The case of copyrighted materials, including PDFs of books and articles, may sound clearer but it will again depend at least in part on the terms of service under which you acquired them in the first place. Most people probably don’t think about this when they run paragraphs through Google Translate, email a paper to friend, or save a copy of an article to their OneDrive but we are more conscious of it with a new technology like LLMs. Here the law remains very much unsettled which is why authors and creators are suing companies like OpenAI.

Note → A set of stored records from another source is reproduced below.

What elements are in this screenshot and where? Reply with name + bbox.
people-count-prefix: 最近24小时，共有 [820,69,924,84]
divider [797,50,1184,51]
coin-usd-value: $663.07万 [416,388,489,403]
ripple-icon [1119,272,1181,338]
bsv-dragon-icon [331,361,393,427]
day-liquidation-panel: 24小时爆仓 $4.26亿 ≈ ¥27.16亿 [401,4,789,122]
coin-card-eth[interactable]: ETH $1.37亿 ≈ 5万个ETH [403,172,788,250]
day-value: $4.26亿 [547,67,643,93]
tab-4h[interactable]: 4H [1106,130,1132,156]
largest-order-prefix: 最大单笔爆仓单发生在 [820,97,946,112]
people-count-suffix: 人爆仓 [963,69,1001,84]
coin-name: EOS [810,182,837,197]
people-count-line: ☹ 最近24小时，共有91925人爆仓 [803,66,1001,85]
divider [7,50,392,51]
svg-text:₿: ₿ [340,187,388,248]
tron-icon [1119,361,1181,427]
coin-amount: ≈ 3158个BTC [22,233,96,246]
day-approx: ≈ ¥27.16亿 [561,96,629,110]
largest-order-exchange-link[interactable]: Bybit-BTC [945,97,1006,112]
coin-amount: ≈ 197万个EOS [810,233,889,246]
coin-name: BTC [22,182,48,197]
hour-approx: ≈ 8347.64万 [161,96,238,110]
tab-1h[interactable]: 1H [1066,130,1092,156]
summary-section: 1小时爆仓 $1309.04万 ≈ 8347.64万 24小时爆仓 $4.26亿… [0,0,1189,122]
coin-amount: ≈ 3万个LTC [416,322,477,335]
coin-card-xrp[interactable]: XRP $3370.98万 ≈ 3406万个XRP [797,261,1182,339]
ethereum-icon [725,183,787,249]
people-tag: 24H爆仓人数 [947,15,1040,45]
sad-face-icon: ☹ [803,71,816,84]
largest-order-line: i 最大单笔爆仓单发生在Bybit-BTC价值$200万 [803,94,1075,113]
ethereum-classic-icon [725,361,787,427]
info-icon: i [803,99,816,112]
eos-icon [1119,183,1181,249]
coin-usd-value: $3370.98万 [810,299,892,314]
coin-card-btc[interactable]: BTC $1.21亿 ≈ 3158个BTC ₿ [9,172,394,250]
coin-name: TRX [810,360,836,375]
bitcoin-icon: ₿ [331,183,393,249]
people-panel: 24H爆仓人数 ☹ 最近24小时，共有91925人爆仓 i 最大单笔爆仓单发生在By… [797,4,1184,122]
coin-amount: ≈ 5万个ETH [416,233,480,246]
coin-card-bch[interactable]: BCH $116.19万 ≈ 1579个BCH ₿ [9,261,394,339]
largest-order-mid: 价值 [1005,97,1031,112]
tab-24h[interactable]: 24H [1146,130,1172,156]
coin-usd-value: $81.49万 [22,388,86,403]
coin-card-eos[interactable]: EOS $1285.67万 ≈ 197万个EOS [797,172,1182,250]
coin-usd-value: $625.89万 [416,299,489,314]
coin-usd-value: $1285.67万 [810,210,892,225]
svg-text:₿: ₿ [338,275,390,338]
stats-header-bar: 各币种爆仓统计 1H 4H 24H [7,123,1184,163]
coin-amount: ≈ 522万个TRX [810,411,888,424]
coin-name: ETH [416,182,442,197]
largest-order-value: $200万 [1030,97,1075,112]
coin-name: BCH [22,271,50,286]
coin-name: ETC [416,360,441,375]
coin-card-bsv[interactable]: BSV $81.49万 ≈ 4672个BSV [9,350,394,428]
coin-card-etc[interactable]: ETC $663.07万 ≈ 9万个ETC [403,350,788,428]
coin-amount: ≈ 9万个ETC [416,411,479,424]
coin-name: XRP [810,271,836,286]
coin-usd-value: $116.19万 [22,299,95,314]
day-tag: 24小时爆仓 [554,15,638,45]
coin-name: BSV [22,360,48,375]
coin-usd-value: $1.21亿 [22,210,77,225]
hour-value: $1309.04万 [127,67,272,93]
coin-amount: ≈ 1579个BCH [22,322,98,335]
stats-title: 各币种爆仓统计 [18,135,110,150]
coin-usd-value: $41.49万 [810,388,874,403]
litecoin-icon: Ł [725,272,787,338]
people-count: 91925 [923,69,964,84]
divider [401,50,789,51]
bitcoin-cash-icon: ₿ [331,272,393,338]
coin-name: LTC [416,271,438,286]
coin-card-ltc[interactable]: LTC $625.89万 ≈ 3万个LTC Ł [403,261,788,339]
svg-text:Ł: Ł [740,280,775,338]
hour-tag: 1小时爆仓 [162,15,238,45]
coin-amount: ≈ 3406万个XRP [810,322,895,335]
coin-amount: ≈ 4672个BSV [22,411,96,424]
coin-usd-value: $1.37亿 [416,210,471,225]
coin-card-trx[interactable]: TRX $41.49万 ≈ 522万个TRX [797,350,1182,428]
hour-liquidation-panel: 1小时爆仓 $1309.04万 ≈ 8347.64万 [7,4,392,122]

An interesting development is that OpenAI also announced on Tuesday a new Copyright Shield program which says: "OpenAI is committed to protecting our customers with built-in copyright safeguards in our systems. Today, we’re going one step further and introducing Copyright Shield—we will now step in and defend our customers, and pay the costs incurred, if you face legal claims around copyright infringement. This applies to generally available features of ChatGPT Enterprise and our developer platform." (https://openai.com/blog/new-models-and-developer-products-announced-at-devday) This is similar to a program that Google unveiled awhile back. It’s a pretty sweeping indemnification which suggests to me that OpenAI is fairly confident that using LLMs to process even copyrighted materials will be upheld in the courts. We’ll see. Whether its ethical to do so is a very different matter.
So a really good question…maybe I’ll turn this into a blog post. I think best practice is to ensure you always adhere to any relevant terms of service and user agreements that apply to your documents. Don’t send legally restricted or classified information to any cloud service. Be mindful of what you are doing with an LLM and where you are using it (locally, via API, or in a web-browser).
Heard your podcast and was enthused!! My project is tiny, getting a maybe 500 pages of Homeowners Association Documents Into a trained chat. I have been using two different products: Dante and My AskAI. They both make it pretty easy, but I am concerned about accuracy and your experience shows me "behind the curtain" - helps me understand lots better.
A friend and Neighbor is a Board Member of the Museum of the Fur Trade in Nebraska. I will be bending his ear soon about AI and their documents.